Figure 4.. Risk Assessment by WGS in Patients with AML, According to Existing Genetic Risk Groups.

Panel A shows overall survival for 71 patients with AML who were treated with chemotherapy alone after remission, as stratified into established ELN genetic risk groups on the basis of a combination of conventional cytogenetic analysis, FISH, and targeted gene sequencing. Panel B shows the same cohort as in Panel A with risk stratification according to WGS results. The ratio of the mutated FLT3-ITD allele to the wild-type allele, as determined by PCR, was used for both the conventional and WGS classifications; the presence or absence of the mutation was used when allele ratios were not available.

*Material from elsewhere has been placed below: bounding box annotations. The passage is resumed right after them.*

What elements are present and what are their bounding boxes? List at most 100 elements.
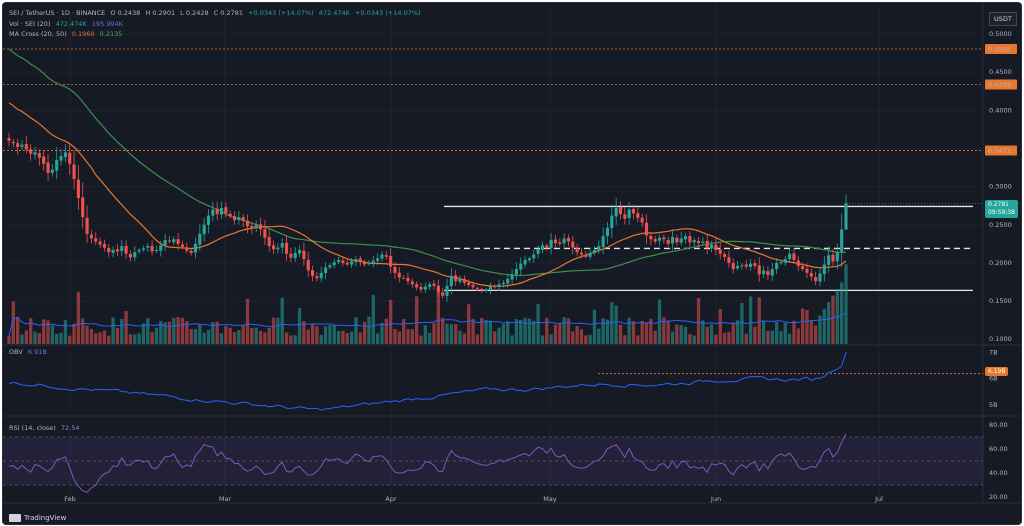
volume-bar [536,303,540,344]
volume-bar [592,309,597,344]
chart-canvas[interactable]: FebMarAprMayJunJul0.50000.45000.40000.35… [3,3,1021,524]
candle-body [241,217,245,221]
candle-body [306,259,310,271]
candle-body [211,209,215,216]
candle-body [206,215,211,225]
volume-bar [258,330,263,344]
candle-body [692,240,696,243]
candle-body [402,277,406,279]
volume-bar [250,327,254,344]
volume-bar [76,291,81,344]
low-value: L 0.2428 [180,9,209,17]
volume-bar [63,320,68,344]
volume-bar [614,305,618,344]
candle-body [198,233,202,245]
volume-bar [527,318,532,344]
price-axis-label: 0.2500 [989,221,1012,229]
candle-body [523,259,527,265]
volume-bar [306,329,310,344]
candle-body [419,286,423,290]
candle-body [397,272,401,278]
candle-body [436,285,440,292]
candle-body [81,197,85,218]
candle-body [154,249,159,251]
candle-body [614,207,618,217]
volume-legend[interactable]: Vol · SEI (20) 472.474K 195.994K [9,20,126,28]
candle-body [376,258,380,261]
volume-bar [662,317,666,344]
change-value: +0.0343 (+14.07%) [248,9,314,17]
candle-body [740,265,744,267]
volume-bar [276,317,280,344]
volume-bar [501,324,506,344]
candle-body [493,286,497,288]
volume-bar [393,329,397,344]
candle-body [601,236,605,247]
volume-bar [787,333,792,344]
volume-bar [332,325,336,344]
volume-bar [293,335,297,344]
volume-bar [740,302,744,344]
candle-body [258,224,263,230]
level-tag-label: 0.4339 [988,81,1011,89]
volume-bar [649,318,653,344]
candle-body [775,262,779,270]
header-symbol-row: SEI / TetherUS · 1D · BINANCE O 0.2438 H… [9,9,424,17]
volume-bar [688,334,692,344]
volume-bar [20,334,24,344]
candle-body [510,274,514,280]
candle-countdown: 09:59:38 [988,209,1015,216]
volume-bar [388,299,393,344]
rsi-axis-label: 80.00 [989,421,1008,429]
candle-body [705,240,709,248]
candle-body [133,252,137,258]
candle-body [159,245,163,251]
tv-icon [9,514,21,522]
rsi-label: RSI (14, close) [9,424,56,432]
volume-bar [319,334,323,344]
candle-body [506,278,510,284]
candle-body [85,217,89,234]
candle-body [835,252,839,262]
volume-bar [146,318,150,344]
ma-cross-legend[interactable]: MA Cross (20, 50) 0.1960 0.2135 [9,30,125,38]
candle-body [662,237,666,240]
price-axis-label: 0.5000 [989,30,1012,38]
candle-body [488,286,492,290]
candle-body [454,275,458,282]
candle-body [228,213,232,217]
volume-bar [94,333,98,344]
candle-body [102,244,106,248]
volume-bar [679,325,683,344]
candle-body [801,266,805,270]
candle-body [284,242,289,254]
obv-legend[interactable]: OBV 6.91B [9,348,50,356]
candle-body [389,256,393,267]
volume-bar [636,335,640,344]
volume-bar [683,326,688,344]
symbol-title[interactable]: SEI / TetherUS · 1D · BINANCE [9,9,106,17]
volume-bar [696,298,701,344]
volume-bar [744,333,748,344]
candle-body [514,269,518,275]
time-axis-label: Jul [874,495,883,503]
volume-bar [562,317,566,344]
tradingview-logo[interactable]: TradingView [9,514,66,522]
candle-body [840,229,844,252]
volume-bar [809,321,813,344]
currency-button[interactable]: USDT [989,12,1017,26]
rsi-legend[interactable]: RSI (14, close) 72.54 [9,424,83,432]
level-tag [985,145,1017,156]
volume-bar [163,322,167,344]
volume-bar [428,332,432,344]
volume-bar [766,331,770,344]
candle-body [532,254,536,259]
high-value: H 0.2901 [145,9,176,17]
candle-body [536,249,540,254]
volume-bar [488,320,493,344]
volume-bar [397,331,401,344]
candle-body [380,254,384,259]
candle-body [172,239,176,243]
brand-label: TradingView [24,514,67,522]
candle-body [20,144,24,147]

Panel C shows the clinical outcomes for 27 patients for whom genetic risk could not be determined because of inconclusive, unsuccessful, or unknown results on cytogenetic analysis. The median survival in this cohort was 11.2 months (95% confidence interval [CI], 5.6 to 38.8). Panel D shows the stratification of the cohort in Panel C into established genetic risk groups with the use of WGS results, which predicted shorter overall survival for patients at adverse risk than for those at intermediate or favorable risk (not adverse) (age-adjusted hazard ratio for death for intermediate or favorable risk versus adverse risk, 0.29; 95% CI, 0.09 to 0.94). All P values were calculated with the use of a log-rank test for equal survival among the groups and were adjusted for multiple comparisons.